In the CODA, Tom Arnold steps out of his role as Arnie to speak with Michael Fishman aboard the spaceship that has kidnapped Arnie. Tom asks Michael if he has seen his new show The Jackie Thomas Show.
Roseanne lifts a phone from under the counter at the "lunch box" to make a phone call. You can clearly see there is no cord plugged in.
Roseanne: (to Dan) Get me a beer. And when I'm done I'll let you crush the can.
Roseanne: See that sticker over there on the door? "This premises protected by the Lantron Security Alarm Systems."

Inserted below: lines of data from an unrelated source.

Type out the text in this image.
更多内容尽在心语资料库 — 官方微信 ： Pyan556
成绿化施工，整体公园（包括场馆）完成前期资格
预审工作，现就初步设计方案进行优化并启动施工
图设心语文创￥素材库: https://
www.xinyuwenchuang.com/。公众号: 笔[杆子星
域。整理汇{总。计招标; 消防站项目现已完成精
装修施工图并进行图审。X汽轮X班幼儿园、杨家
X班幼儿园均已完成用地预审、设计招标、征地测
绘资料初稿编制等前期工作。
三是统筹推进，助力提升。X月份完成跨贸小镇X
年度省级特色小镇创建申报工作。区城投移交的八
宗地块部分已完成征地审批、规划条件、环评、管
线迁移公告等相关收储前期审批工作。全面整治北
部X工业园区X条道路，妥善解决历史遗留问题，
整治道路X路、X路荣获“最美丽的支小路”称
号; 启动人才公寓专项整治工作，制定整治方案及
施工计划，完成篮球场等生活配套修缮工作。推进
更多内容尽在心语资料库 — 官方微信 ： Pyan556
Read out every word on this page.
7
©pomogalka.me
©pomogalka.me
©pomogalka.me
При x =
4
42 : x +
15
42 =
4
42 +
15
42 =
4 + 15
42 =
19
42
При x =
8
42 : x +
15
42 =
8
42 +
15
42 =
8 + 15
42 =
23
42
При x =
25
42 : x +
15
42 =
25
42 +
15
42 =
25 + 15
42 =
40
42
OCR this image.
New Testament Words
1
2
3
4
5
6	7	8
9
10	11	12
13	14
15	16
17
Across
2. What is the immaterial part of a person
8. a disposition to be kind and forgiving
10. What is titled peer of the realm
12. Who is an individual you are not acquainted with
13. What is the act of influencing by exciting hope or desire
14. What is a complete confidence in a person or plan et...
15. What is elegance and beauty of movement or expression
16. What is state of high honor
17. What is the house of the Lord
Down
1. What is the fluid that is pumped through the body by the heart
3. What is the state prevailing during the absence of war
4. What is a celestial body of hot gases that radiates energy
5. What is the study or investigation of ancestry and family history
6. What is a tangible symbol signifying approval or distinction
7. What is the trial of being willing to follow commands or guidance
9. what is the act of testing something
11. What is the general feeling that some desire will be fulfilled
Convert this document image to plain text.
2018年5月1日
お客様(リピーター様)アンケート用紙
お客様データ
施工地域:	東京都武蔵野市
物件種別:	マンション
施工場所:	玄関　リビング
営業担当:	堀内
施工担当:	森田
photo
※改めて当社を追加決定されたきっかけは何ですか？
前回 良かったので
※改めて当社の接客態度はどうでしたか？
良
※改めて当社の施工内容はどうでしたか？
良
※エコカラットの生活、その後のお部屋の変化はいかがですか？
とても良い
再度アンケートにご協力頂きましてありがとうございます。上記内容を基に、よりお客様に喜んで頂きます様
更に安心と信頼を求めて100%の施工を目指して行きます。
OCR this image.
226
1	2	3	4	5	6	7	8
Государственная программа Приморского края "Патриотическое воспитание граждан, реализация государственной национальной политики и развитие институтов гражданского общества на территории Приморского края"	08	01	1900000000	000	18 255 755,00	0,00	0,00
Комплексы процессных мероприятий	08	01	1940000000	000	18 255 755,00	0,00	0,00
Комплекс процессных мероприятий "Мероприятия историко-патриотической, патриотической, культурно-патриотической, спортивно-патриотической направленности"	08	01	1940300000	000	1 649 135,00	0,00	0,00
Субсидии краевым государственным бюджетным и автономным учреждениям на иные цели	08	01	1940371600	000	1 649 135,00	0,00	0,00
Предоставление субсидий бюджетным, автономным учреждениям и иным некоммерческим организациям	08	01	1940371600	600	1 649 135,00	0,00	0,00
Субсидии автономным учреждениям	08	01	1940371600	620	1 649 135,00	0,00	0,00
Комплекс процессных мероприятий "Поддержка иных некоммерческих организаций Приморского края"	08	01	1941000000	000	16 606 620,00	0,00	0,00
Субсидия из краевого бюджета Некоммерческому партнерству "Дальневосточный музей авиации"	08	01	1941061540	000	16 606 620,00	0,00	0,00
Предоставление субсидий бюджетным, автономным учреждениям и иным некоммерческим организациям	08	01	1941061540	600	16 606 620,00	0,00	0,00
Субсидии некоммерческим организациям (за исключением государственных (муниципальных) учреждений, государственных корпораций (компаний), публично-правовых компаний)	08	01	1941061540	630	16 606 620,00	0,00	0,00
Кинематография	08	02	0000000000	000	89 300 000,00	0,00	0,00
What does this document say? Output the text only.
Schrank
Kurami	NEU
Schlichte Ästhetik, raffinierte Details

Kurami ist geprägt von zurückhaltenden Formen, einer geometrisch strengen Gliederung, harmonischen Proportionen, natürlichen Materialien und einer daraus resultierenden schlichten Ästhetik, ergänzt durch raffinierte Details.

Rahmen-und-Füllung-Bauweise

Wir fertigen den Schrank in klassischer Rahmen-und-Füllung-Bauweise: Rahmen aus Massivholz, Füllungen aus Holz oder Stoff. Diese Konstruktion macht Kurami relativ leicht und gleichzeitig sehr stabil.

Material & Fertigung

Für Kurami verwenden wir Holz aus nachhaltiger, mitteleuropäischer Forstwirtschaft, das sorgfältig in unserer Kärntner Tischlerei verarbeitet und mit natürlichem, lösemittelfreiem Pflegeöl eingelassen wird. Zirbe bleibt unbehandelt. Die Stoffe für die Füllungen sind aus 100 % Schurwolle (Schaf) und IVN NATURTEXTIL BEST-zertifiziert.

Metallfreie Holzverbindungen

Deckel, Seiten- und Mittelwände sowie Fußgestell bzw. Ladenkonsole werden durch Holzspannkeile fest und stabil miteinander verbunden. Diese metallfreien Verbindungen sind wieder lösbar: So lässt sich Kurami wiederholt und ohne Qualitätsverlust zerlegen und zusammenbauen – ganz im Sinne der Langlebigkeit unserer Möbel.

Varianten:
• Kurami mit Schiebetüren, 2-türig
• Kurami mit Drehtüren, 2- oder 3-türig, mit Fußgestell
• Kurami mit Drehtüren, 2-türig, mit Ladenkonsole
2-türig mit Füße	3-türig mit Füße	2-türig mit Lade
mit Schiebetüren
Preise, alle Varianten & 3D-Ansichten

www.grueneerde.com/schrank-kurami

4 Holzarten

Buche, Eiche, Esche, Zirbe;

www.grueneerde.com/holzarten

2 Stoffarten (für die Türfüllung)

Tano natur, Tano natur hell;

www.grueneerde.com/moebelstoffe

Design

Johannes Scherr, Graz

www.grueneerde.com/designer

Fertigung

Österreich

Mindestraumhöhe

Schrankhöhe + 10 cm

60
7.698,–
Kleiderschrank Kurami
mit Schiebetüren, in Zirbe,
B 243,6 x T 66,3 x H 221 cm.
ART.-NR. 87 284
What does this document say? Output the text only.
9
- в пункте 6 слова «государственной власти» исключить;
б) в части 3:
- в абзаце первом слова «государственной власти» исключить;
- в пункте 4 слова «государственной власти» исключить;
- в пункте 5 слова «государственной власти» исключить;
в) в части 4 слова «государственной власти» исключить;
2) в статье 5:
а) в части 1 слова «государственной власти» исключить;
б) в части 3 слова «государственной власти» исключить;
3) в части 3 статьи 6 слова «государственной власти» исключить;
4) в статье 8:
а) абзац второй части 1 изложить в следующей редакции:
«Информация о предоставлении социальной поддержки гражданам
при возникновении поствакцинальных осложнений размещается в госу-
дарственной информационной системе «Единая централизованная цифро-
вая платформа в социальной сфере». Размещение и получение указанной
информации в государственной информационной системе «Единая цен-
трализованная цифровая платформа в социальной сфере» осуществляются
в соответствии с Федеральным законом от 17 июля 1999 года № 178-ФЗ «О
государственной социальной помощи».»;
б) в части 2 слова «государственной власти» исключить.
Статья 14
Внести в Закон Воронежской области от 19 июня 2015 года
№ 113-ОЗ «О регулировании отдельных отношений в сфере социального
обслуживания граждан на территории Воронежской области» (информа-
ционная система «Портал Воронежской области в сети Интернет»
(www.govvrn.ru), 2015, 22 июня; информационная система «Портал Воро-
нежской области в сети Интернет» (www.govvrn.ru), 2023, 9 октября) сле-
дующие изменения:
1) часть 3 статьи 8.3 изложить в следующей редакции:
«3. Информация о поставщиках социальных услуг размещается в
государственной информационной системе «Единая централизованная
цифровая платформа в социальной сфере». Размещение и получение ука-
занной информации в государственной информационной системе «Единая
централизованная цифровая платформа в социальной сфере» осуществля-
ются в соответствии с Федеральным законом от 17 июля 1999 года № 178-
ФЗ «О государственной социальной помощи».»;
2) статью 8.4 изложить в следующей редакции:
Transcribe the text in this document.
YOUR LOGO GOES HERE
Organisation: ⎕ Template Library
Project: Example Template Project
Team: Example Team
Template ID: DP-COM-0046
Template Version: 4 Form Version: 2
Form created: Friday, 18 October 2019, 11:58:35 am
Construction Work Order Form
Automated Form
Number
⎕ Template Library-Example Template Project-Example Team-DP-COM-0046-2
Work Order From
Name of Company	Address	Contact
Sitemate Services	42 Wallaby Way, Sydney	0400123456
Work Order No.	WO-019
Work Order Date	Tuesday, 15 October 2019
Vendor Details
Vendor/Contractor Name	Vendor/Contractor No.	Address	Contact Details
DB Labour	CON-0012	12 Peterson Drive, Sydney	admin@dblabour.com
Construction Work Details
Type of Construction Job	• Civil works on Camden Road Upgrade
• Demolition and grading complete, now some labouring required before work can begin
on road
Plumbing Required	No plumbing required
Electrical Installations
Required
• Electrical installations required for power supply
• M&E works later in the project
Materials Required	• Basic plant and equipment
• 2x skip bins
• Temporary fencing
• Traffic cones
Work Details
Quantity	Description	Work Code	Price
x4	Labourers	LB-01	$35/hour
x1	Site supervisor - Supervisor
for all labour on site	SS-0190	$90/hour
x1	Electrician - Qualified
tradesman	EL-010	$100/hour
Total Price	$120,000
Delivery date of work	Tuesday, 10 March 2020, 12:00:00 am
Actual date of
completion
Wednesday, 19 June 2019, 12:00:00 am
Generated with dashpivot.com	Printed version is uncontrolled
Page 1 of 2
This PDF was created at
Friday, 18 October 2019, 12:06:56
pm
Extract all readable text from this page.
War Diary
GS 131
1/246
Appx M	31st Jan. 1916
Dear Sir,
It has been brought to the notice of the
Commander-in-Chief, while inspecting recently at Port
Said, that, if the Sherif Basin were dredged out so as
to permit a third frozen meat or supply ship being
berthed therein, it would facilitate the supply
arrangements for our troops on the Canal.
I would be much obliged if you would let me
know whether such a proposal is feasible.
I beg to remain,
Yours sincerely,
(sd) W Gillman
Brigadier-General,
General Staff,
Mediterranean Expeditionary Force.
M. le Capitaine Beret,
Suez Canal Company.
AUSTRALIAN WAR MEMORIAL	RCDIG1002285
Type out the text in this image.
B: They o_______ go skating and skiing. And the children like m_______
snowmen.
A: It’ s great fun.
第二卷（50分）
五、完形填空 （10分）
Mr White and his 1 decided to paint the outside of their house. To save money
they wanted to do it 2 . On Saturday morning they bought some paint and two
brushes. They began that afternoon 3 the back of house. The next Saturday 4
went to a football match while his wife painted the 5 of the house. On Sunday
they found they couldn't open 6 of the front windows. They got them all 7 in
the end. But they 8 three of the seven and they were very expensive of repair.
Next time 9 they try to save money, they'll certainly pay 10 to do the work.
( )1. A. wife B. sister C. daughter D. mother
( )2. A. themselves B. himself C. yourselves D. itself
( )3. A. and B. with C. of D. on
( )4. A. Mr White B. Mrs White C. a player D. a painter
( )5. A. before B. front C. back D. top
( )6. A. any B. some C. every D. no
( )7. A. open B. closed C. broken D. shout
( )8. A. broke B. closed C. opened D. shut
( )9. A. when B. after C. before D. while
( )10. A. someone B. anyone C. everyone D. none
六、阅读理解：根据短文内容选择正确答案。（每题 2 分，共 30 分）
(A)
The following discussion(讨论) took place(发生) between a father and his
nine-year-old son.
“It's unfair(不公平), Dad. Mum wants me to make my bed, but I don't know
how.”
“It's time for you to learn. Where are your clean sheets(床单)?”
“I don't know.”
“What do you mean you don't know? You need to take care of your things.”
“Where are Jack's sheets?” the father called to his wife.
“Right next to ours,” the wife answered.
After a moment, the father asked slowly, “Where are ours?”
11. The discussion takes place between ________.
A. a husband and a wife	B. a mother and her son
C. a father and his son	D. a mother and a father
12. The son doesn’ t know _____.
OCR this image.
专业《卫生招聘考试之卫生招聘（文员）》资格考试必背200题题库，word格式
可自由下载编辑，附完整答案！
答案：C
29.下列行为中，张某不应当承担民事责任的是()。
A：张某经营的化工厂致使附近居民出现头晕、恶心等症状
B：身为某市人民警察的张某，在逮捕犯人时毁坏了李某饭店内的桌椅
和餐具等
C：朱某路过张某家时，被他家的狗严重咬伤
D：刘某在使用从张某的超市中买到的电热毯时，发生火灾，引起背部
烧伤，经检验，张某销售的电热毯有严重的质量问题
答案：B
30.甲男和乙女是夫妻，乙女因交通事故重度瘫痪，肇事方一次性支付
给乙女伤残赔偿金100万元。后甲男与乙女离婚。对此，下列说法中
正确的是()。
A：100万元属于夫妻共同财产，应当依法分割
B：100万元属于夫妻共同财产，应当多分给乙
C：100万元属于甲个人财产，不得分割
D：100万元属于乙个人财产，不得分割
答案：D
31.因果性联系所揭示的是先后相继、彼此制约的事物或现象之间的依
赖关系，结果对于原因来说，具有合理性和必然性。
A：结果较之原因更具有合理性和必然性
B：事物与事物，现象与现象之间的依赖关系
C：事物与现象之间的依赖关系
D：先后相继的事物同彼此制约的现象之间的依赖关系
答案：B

Dan: Where'd you get that?
Roseanne: I stoled it.
Roseanne: Darlene, take this and get some napkins.
Darlene: I can't buy napkins with 50 cents.
Roseanne: Sure you can, you go to that chicken joint and order a soda, and then steal all their napkins.
Darlene: Anything else I can get you? Spoons, forks, a chair?
Roseanne: Well, Arnie, a lot of things have changed in this town since you left.
Arnie: Oh yeah, like what?
Roseanne: Well, Nancy is a lesbian, and we have a new lenscrafters.
Dan: Woah, woah, ...come again?
Roseanne: That's right Dan, contact lenses and glasses in less than an hour!
Dan: Have you considered getting a gun for the diner?
Roseanne: Oh, there's a great idea. A loaded gun in the same room as my mother and my sister. What if they miss eachother and kill a customer?
Dan: Then they'll have to reload.
(Watching a karate instructor break boards with his head)
Roseanne: God, buy a saw.
Karate Instructor: With a mouth like that, you need self defense.
Roseanne: Normally I'd get offended at that, but I'd hate for the last thing I ever see to be his forehead coming at me.
The episode title is an allusion to the popular Tammy Wynette oldie Stand by your Man.